記事は概ね事実だけを紹介するもので、それなりに考える材料を提供してくれる内容なのですが、唯一識者のコメントとして紹介されている教育評論家尾木直樹氏の発言内容には疑問を抱かざるを得ないのです。
『(尾木氏は)日本の学校現場を「いじめ地獄」と表現、偏差値偏重による受験競争過熱も相まって「子どもの自己肯定感が低く、幸福感が育たないのは必然的だ」と指摘した』というものです。いつの時代の話なのでしょうか。
我が国では、少子化の影響を受け、大学が広き門となっているのは常識です。ぜひ入学してくださいと頼んでも、学生が集まらず、地方のかなりの大学が定員割れを起こし、経営難に陥っているのも周知の事実です。大学全入が現実になっているのです。確かに、一部の名門大学については厳しい受験競争があるのは事実ですが、その競争に参加している若者は全体の一部に過ぎません。

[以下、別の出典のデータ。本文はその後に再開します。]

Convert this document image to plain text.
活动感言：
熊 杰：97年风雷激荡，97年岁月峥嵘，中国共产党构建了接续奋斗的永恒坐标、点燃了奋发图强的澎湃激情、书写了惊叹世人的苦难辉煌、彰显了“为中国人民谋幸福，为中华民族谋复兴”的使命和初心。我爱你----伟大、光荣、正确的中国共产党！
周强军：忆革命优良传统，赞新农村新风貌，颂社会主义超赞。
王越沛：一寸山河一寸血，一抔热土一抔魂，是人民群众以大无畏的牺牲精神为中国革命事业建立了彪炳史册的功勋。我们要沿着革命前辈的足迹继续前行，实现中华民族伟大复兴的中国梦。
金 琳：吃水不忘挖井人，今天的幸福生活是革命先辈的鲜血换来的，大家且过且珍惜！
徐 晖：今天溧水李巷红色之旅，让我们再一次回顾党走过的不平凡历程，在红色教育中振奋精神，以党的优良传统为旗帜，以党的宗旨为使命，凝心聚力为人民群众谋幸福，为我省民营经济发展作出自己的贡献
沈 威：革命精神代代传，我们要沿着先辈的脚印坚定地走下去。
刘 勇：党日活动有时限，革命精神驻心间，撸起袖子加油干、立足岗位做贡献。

また、「いじめ地獄」という表現も疑問です。いじめ問題が注目を浴びるようになった30年前、いじめは我が国特有の現象であるというような指摘をする教育学者がいましたが、その後の調査研究によって、いじめは各国共通の現象であることが明らかになりました。そして、いじめ自殺が深刻化していない国においては、子供の生活における学校生活の重みが軽く、いじめの苦しみが家庭や地域社会の中で軽減されているという事実が知られてもいます。子供の心における家庭の修復機能の弱体化という問題が指摘されているのです。

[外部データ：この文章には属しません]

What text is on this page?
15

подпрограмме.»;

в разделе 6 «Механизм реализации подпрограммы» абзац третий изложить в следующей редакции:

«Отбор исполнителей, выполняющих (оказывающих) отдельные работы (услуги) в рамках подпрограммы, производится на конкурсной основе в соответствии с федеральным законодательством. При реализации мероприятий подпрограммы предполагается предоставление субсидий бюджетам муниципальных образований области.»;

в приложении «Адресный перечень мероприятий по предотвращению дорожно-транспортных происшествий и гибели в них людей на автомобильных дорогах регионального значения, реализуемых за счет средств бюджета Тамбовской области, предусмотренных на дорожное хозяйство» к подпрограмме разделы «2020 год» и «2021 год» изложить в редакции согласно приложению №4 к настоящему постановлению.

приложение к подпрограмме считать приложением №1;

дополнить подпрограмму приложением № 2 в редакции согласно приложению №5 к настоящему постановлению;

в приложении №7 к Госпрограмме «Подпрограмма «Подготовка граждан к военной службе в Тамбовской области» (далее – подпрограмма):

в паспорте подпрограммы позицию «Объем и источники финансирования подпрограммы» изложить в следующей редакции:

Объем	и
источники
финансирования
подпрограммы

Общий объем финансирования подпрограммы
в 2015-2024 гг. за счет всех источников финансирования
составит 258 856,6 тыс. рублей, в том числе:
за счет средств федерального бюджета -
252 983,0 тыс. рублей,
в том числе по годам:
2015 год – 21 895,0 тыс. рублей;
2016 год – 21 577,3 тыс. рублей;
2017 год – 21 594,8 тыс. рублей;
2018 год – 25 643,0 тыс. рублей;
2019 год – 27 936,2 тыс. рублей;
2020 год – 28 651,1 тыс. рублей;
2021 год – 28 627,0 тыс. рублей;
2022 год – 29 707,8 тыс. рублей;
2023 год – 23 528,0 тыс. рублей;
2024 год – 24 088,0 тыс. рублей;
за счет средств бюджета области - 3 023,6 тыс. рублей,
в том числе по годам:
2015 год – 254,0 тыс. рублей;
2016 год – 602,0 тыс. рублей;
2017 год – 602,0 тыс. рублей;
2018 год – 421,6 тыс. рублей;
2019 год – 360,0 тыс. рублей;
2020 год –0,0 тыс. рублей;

いじめ問題に限ることではなく、幸福度は生活の満足度であるわけですが、子供の生活には、学校生活以外にも家庭生活や地域社会での生活があるはずです。家庭や社会の問題についての考察なしに、学校の問題だけをあげつらうのは、かえって問題の解決を妨げることになります。核家族化、家族の小規模化がもたらす人間関係の希薄化、社会における孤立化などの問題についてもその影響をきちんと分析したうえで発言がなされるべきなのです。SNSが与える影響についても同様です。
学校批判は、ある意味安易な道です。学校という一機関を非難することによって、家庭や社会という万人がかかわる社会装置を無罪放免する働きがあるからです。誰もが、自分自身の在り方を非難されるよりも、あなたは悪くない、悪いのは学校と言ってもらえる方が楽ですから。でも、過剰な学校批判から正解が導き出されることはありません。